Hier noch gemeinsam im Training: Luca Kilian und Rafael Czichos. (Foto: Bucco)

Hier noch gemeinsam im Training: Luca Kilian und Rafael Czichos. (Foto: Bucco)

Jetzt mehr Verantwortung: Kilian von Czichos-Wechsel überrascht

 

Köln – 14 von 15 möglichen Spielen hat Luca Kilian in dieser Saison für den 1. FC Köln bestritten und die Chancen stehen gut, dass bis zu seinem offiziellen Leih-Ende im Sommer noch eine Vielzahl an Partien hinzukommen wird. Denn durch den Wechsel von Rafael Czichos hat sich die Einsatz-Wahrscheinlichkeit für dem Innenverteidiger noch einmal deutlich erhöht.

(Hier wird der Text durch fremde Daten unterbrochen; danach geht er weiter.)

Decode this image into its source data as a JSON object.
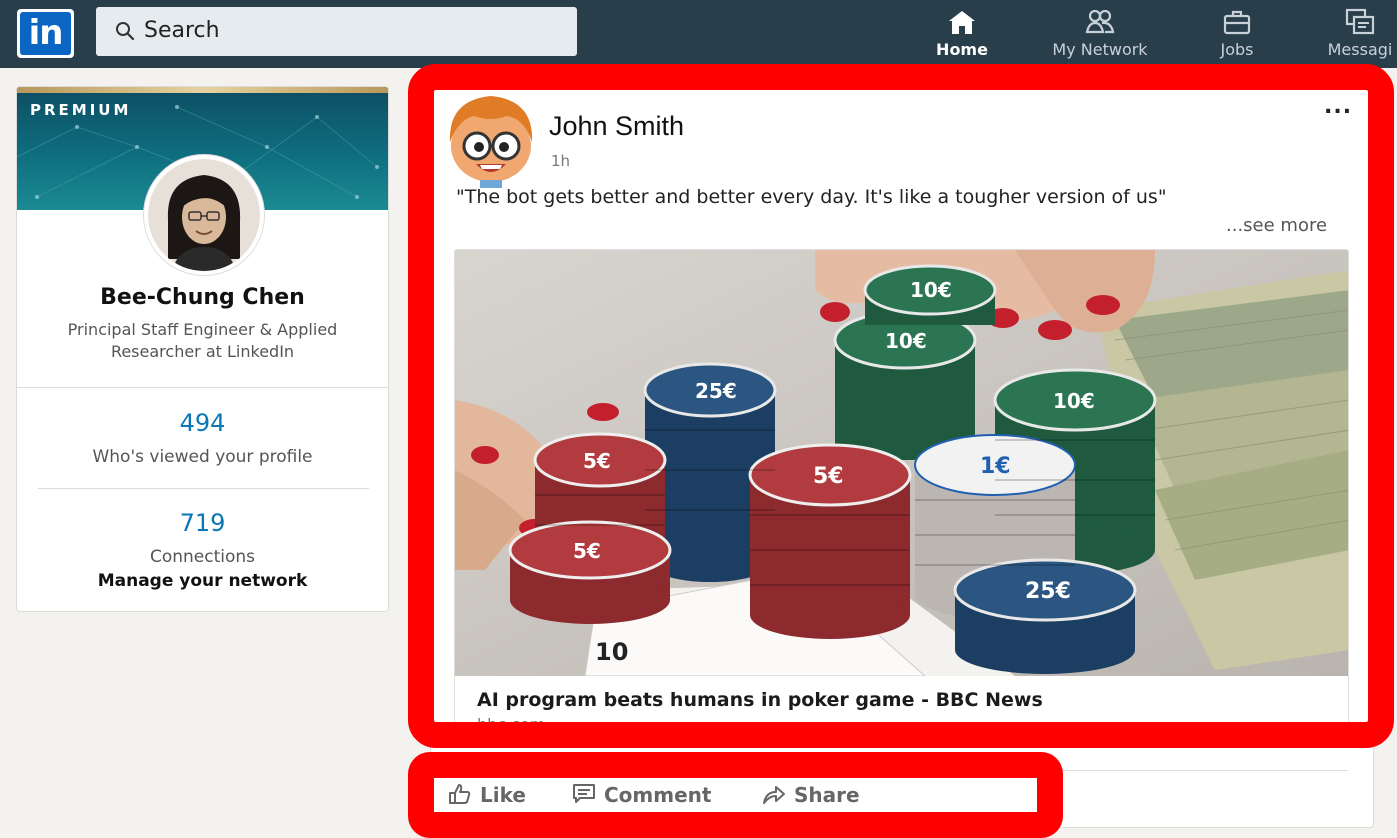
{
  "nav": {
    "logo_text": "in",
    "search_placeholder": "Search",
    "items": [
      {
        "label": "Home",
        "icon": "home-icon",
        "active": true
      },
      {
        "label": "My Network",
        "icon": "network-icon"
      },
      {
        "label": "Jobs",
        "icon": "briefcase-icon"
      },
      {
        "label": "Messagi",
        "icon": "messaging-icon"
      }
    ]
  },
  "profile": {
    "badge": "PREMIUM",
    "name": "Bee-Chung Chen",
    "headline": "Principal Staff Engineer & Applied Researcher at LinkedIn",
    "views_count": "494",
    "views_label": "Who's viewed your profile",
    "connections_count": "719",
    "connections_label": "Connections",
    "manage_label": "Manage your network"
  },
  "post": {
    "author": "John Smith",
    "time": "1h",
    "menu": "...",
    "text": "\"The bot gets better and better every day. It's like a tougher version of us\"",
    "see_more": "...see more",
    "article_title": "AI program beats humans in poker game - BBC News",
    "article_source": "bbc.com"
  },
  "actions": {
    "like": "Like",
    "comment": "Comment",
    "share": "Share"
  },
  "colors": {
    "nav_bg": "#283e4a",
    "brand_blue": "#0a66c2",
    "stat_blue": "#0a77b5",
    "highlight_red": "#ff0000"
  }
}
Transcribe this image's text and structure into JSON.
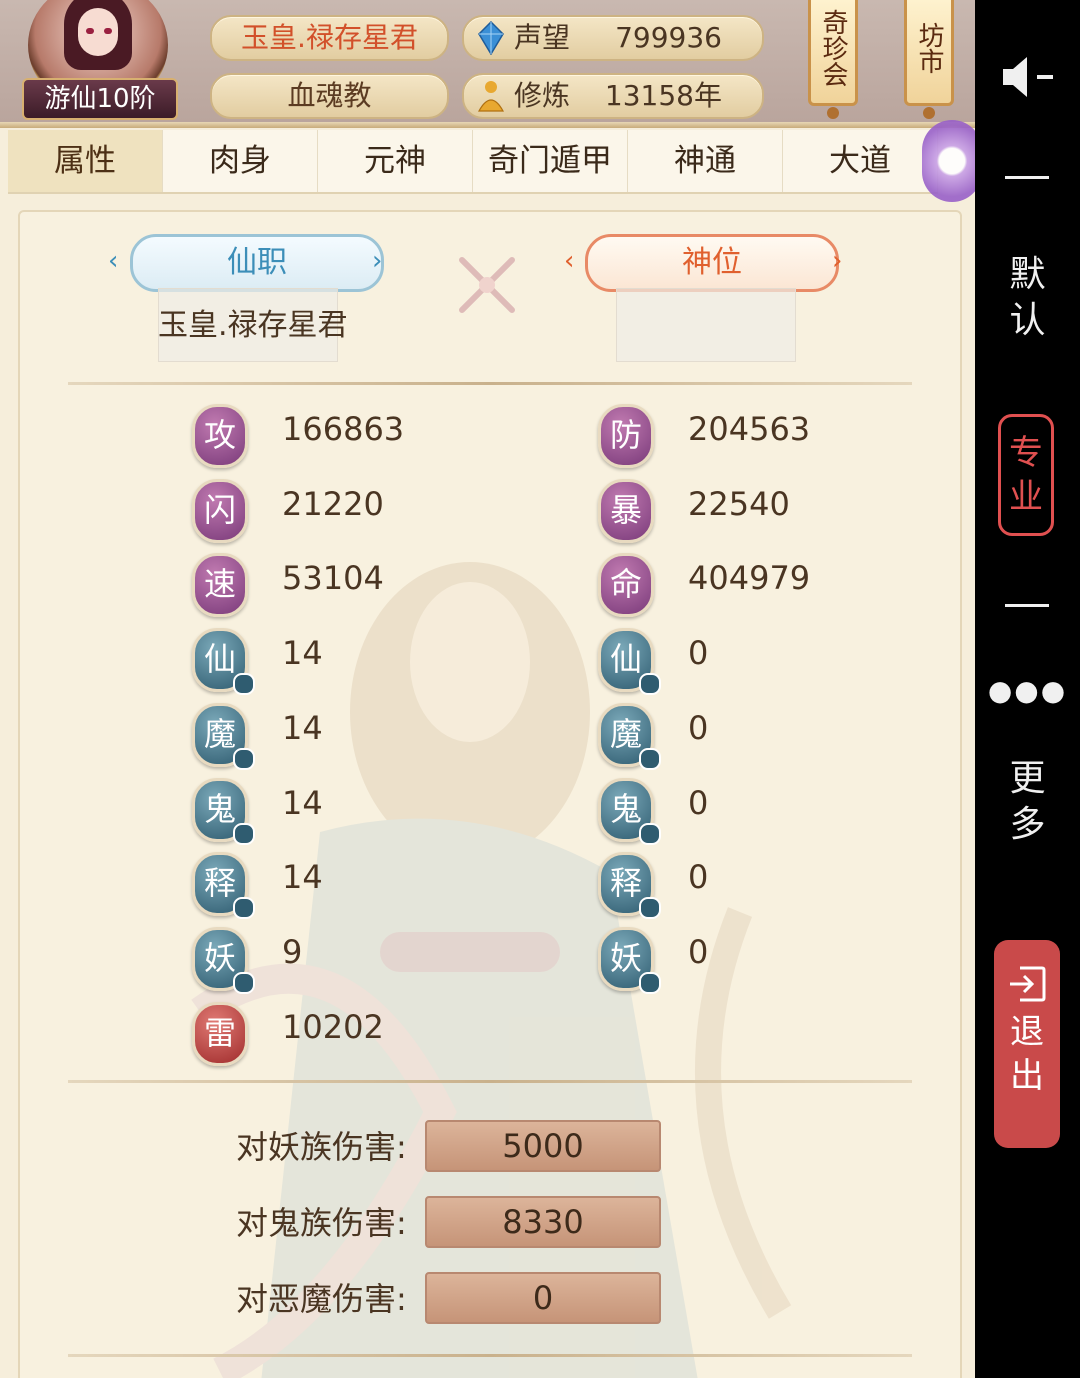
{
  "header": {
    "rank_label": "游仙10阶",
    "title": "玉皇.禄存星君",
    "sect": "血魂教",
    "reputation_label": "声望",
    "reputation_value": "799936",
    "cultivation_label": "修炼",
    "cultivation_value": "13158年",
    "banner_1": "奇珍会",
    "banner_2": "坊市"
  },
  "tabs": [
    "属性",
    "肉身",
    "元神",
    "奇门遁甲",
    "神通",
    "大道"
  ],
  "panel": {
    "left_tag": "仙职",
    "right_tag": "神位",
    "left_slot_text": "玉皇.禄存星君"
  },
  "stats_left": [
    {
      "icon": "攻",
      "value": "166863",
      "color": "purple"
    },
    {
      "icon": "闪",
      "value": "21220",
      "color": "purple"
    },
    {
      "icon": "速",
      "value": "53104",
      "color": "purple"
    },
    {
      "icon": "仙",
      "value": "14",
      "color": "teal"
    },
    {
      "icon": "魔",
      "value": "14",
      "color": "teal"
    },
    {
      "icon": "鬼",
      "value": "14",
      "color": "teal"
    },
    {
      "icon": "释",
      "value": "14",
      "color": "teal"
    },
    {
      "icon": "妖",
      "value": "9",
      "color": "teal"
    },
    {
      "icon": "雷",
      "value": "10202",
      "color": "red"
    }
  ],
  "stats_right": [
    {
      "icon": "防",
      "value": "204563",
      "color": "purple"
    },
    {
      "icon": "暴",
      "value": "22540",
      "color": "purple"
    },
    {
      "icon": "命",
      "value": "404979",
      "color": "purple"
    },
    {
      "icon": "仙",
      "value": "0",
      "color": "teal"
    },
    {
      "icon": "魔",
      "value": "0",
      "color": "teal"
    },
    {
      "icon": "鬼",
      "value": "0",
      "color": "teal"
    },
    {
      "icon": "释",
      "value": "0",
      "color": "teal"
    },
    {
      "icon": "妖",
      "value": "0",
      "color": "teal"
    }
  ],
  "damage": [
    {
      "label": "对妖族伤害:",
      "value": "5000"
    },
    {
      "label": "对鬼族伤害:",
      "value": "8330"
    },
    {
      "label": "对恶魔伤害:",
      "value": "0"
    }
  ],
  "sidebar": {
    "default_label": "默认",
    "pro_label": "专业",
    "more_label": "更多",
    "exit_label": "退出"
  }
}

Freude kam bei dem 22-Jährigen deshalb aber nicht auf. Im Gegenteil: Statt eines Konkurrenten hat Kilian mit Czichos einen wirklich guten Freund beim FC verloren, wie er am Mittwoch nach der Trainingseinheit erklärte. Dabei sei der Abwehrspieler, der im Sommer aus Mainz ans Geißbockheim gewechselt war, von Czichos‘ Wechsel überrascht worden: „Rafa hat in der Kabine gestanden und da war es mehr oder weniger schon fix“, erzählte Kilian. „Ich war regelrecht erschüttert, weil ich ihm persönlich sehr nahe gestanden habe und wir uns sehr gut verstanden haben. Das war dann natürlich erstmal ein Schlag.“

Aus einem Quartett ist durch den Czichos-Abgang in der Innenverteidigung nun also erstmal ein Trio geworden. Wenn man den Aussagen der Verantwortlichen glauben darf, wird sich das bis zum Saisonende womöglich auch nicht mehr ändern. Trotzdem ist Kilian optimistisch, was das Leistungsniveau der eigenen Abwehr angeht: „Es ist immer krass, wenn ein Führungsspieler geht. Natürlich ist das ein Verlust, aber wir werden das so gut es geht auffangen“, sagt der Innenverteidiger und ist überzeugt: „Dafür haben wir das Potential. Die Jungs und ich werden dafür alles geben.“

Dass ohne Czichos nun kein Linksfuß mehr in der Innenverteidigung zur Verfügung steht, sieht der ehemalige Mainzer dabei nicht so problematisch. „Timo und ich haben schon mal zusammengespielt, Jorge und Timo auch. In diesen Spielen mit zwei Rechtsfüßen haben wir das auch ganz gut hingekriegt.“ Welches Duo nun aber jedoch am Sonntag beim Rückrundenstart gegen die Hertha auflaufen wird, ist aktuell noch offen. „Jeder versucht jetzt seine Chance zu nutzen und sich bestmöglich zu präsentieren“, weiß auch Kilian noch nicht, ob er in Berlin sein überhaupt erstes Spiel gegen die Hertha bestreiten wird, oder wie bei den zwei Siegen vor Weihnachten maximal als Joker zum Einsatz kommen wird.

Neben dem sportlichen Faktor werden die Kölner Czichos jedoch auch als Führungspersönlichkeit neben und auf dem Platz ersetzen müssen. Der Vizekapitän ging stets voran und hatte mit seinem Wort Gewicht in der Kabine. Nun liegt es an den jüngeren Spielern, in diese Rolle hineinzuwachsen. Das weiß auch Kilian: „In meiner Entwicklung möchte ich da weiter herankommen und als nächsten Schritt mehr Verantwortung übernehmen – auf meine Art und Weise.“ Kilian gilt dabei nicht als Lautsprecher, ist vielmehr von Natur aus ein ruhiger Zeitgenosse. Doch auch mit dieser Charaktereigenschaft kann ein Spieler Verantwortung übernehmen, das beste Beispiel dafür ist Kapitän Jonas Hector.

Die erste Bewährungsprobe ohne Czichos hat die Mannschaft dabei am Sonntag gegen die Hertha. Den Schwung während der dreiwöchigen Pause hätten die Geißböcke nach zwei Siegen in Folge in jedem Fall über die Feiertage nicht verloren, berichtete der gebürtige Wittener, der die freie Zeit mit seiner Familie verbracht hatte. „Wir haben nicht lange gebraucht, um wieder reinzukommen, sondern waren direkt auf Temperatur.“ Mit einem perfekten Start in das Jahr will der FC diese am Sonntag auch im Olympiastadion auf den Rasen bringen.